Yalnızdın ve dışarda insanlar yanından geçerken sana bakmayacaktı.

Ve sen yine de mutlu olduğunu düşünecek, bunu çizdiğin resimlere, tıpkı bir çocuk gibi özenle dizdiğin iki kişilik yemek takımına bağlayacaksın. Oysa uyuduğunda yazın sıcağında bile soğuk olan yatağında anlayacaksın ki: değil.

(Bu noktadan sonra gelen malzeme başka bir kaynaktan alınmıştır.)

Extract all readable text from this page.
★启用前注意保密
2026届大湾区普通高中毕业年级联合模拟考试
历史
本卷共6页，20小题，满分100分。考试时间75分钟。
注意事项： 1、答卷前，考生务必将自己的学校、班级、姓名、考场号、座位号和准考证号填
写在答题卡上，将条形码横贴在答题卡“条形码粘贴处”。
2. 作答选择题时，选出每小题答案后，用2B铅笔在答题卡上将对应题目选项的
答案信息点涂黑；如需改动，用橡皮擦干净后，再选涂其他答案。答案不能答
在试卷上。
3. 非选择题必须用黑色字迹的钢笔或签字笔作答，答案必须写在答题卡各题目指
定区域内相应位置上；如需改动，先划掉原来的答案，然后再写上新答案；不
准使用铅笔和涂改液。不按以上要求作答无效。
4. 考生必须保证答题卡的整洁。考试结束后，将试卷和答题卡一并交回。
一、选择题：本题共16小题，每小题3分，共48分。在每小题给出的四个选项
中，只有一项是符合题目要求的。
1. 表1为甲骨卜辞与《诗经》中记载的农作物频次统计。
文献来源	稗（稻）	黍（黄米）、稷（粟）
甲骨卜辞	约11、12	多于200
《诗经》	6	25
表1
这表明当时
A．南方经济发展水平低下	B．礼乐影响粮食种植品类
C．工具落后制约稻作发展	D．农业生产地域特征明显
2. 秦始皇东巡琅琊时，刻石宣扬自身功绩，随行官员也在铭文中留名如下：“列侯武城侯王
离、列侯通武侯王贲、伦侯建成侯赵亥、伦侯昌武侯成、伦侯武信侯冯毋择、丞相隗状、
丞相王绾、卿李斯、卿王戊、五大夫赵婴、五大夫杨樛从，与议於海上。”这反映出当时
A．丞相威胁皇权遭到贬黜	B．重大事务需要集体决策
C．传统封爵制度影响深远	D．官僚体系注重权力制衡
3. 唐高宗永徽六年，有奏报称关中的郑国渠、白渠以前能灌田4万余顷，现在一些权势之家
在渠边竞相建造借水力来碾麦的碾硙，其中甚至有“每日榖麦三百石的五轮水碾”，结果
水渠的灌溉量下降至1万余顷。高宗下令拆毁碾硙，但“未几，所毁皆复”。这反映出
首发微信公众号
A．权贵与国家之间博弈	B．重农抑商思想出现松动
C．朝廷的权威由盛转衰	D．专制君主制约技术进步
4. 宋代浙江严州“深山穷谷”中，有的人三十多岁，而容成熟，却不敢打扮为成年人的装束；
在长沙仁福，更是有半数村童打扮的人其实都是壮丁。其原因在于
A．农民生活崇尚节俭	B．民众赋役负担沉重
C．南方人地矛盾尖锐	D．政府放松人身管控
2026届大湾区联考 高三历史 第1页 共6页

Elin birilerini arıyacak. En kötü varlığının bile yokluğundan iyi olduğu insanları, eski sevgililerini, unutamadığın, unutamadığın için de tekrar mutlu olamayacağın insanları bir kez daha düşüneceksin ve yine gireceksin aynı döngüye, yine o geceki uykunu kurtarmanın yolunu "en iyisi yalnızlık" kararını vererek geçiştirmeye çalışacaksın.

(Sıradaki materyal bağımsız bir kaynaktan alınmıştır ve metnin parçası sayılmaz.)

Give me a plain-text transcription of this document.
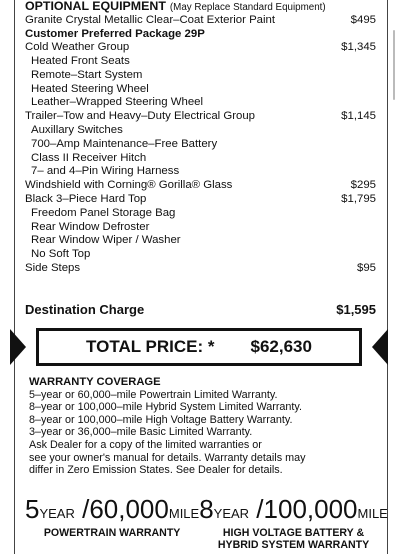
OPTIONAL EQUIPMENT (May Replace Standard Equipment)
Granite Crystal Metallic Clear–Coat Exterior Paint	$495
Customer Preferred Package 29P
Cold Weather Group	$1,345
Heated Front Seats
Remote–Start System
Heated Steering Wheel
Leather–Wrapped Steering Wheel
Trailer–Tow and Heavy–Duty Electrical Group	$1,145
Auxillary Switches
700–Amp Maintenance–Free Battery
Class II Receiver Hitch
7– and 4–Pin Wiring Harness
Windshield with Corning® Gorilla® Glass	$295
Black 3–Piece Hard Top	$1,795
Freedom Panel Storage Bag
Rear Window Defroster
Rear Window Wiper / Washer
No Soft Top
Side Steps	$95
Destination Charge	$1,595
TOTAL PRICE: * $62,630
WARRANTY COVERAGE
5–year or 60,000–mile Powertrain Limited Warranty.
8–year or 100,000–mile Hybrid System Limited Warranty.
8–year or 100,000–mile High Voltage Battery Warranty.
3–year or 36,000–mile Basic Limited Warranty.
Ask Dealer for a copy of the limited warranties or
see your owner's manual for details. Warranty details may
differ in Zero Emission States. See Dealer for details.
5YEAR /60,000MILE
POWERTRAIN WARRANTY
8YEAR /100,000MILE
HIGH VOLTAGE BATTERY &
HYBRID SYSTEM WARRANTY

Neden kendini kandırıyorsun? Neden bir kez daha?

Neden yenemediğin duygularını yenmiş gibi davranıyorsun? Yenilgini kabullenip bu zaafınla yaşamıyorsun?

Neden tapındığın "birey olmak" kavramının bu yönünü düşünmüyor, birey olmayı "yenilmemek" ile eş tutuyorsun.


Oysa biliyorum, tam olarak sevdiğini söyleyemeyeceğim benimle bile sarılırken nasıl titrediğini. Sana arkama dönerek uyuduğum gecenin herhangi bir saatinde uyanırsam seni hemen arkamda sırtıma yapışmış bullduğumu biliyorum. Ve sen uykunun sarhoşluğundan ya da kıt hafızandan bilmiyorsun?

 Yenilmekten daha kötüsü yenilgiyi kabul etmektir diye düşünürdüm. Ama değilmiş. Yenilgiyi kabul etmek erdemmiş. Yenildiğinin farkına varmana rağmen inkar etmek nasıl da zor ve yıpratıcı ve hatta o yenilgiyi her gün hatırlatıcı.

Daha yolun yarısına bile gelmeden, yolun devamına doğru atacağın adımları çok önemsememeye başladın. Sen sürekli geçmişi öven, "birlikte yaşadığımız güzel şeyleri" hatırlayan birisi olmak yerine başını kaldırsan ve iki adım sonrasına baksan, onun heyecanını yaşasan?

Bir heyecan yaşasan? En son "bir sonraki görev yerim neresi acaba?" şeklinde heyecan yaşamıştın sanırım, ya da "yüksek lisans tezim kabul edilecek mi" idi.

Şimdi ben uyurken sen uyanmış oluyorsun uzakta ve ben senin ne hissettiğini iyi biliyorum.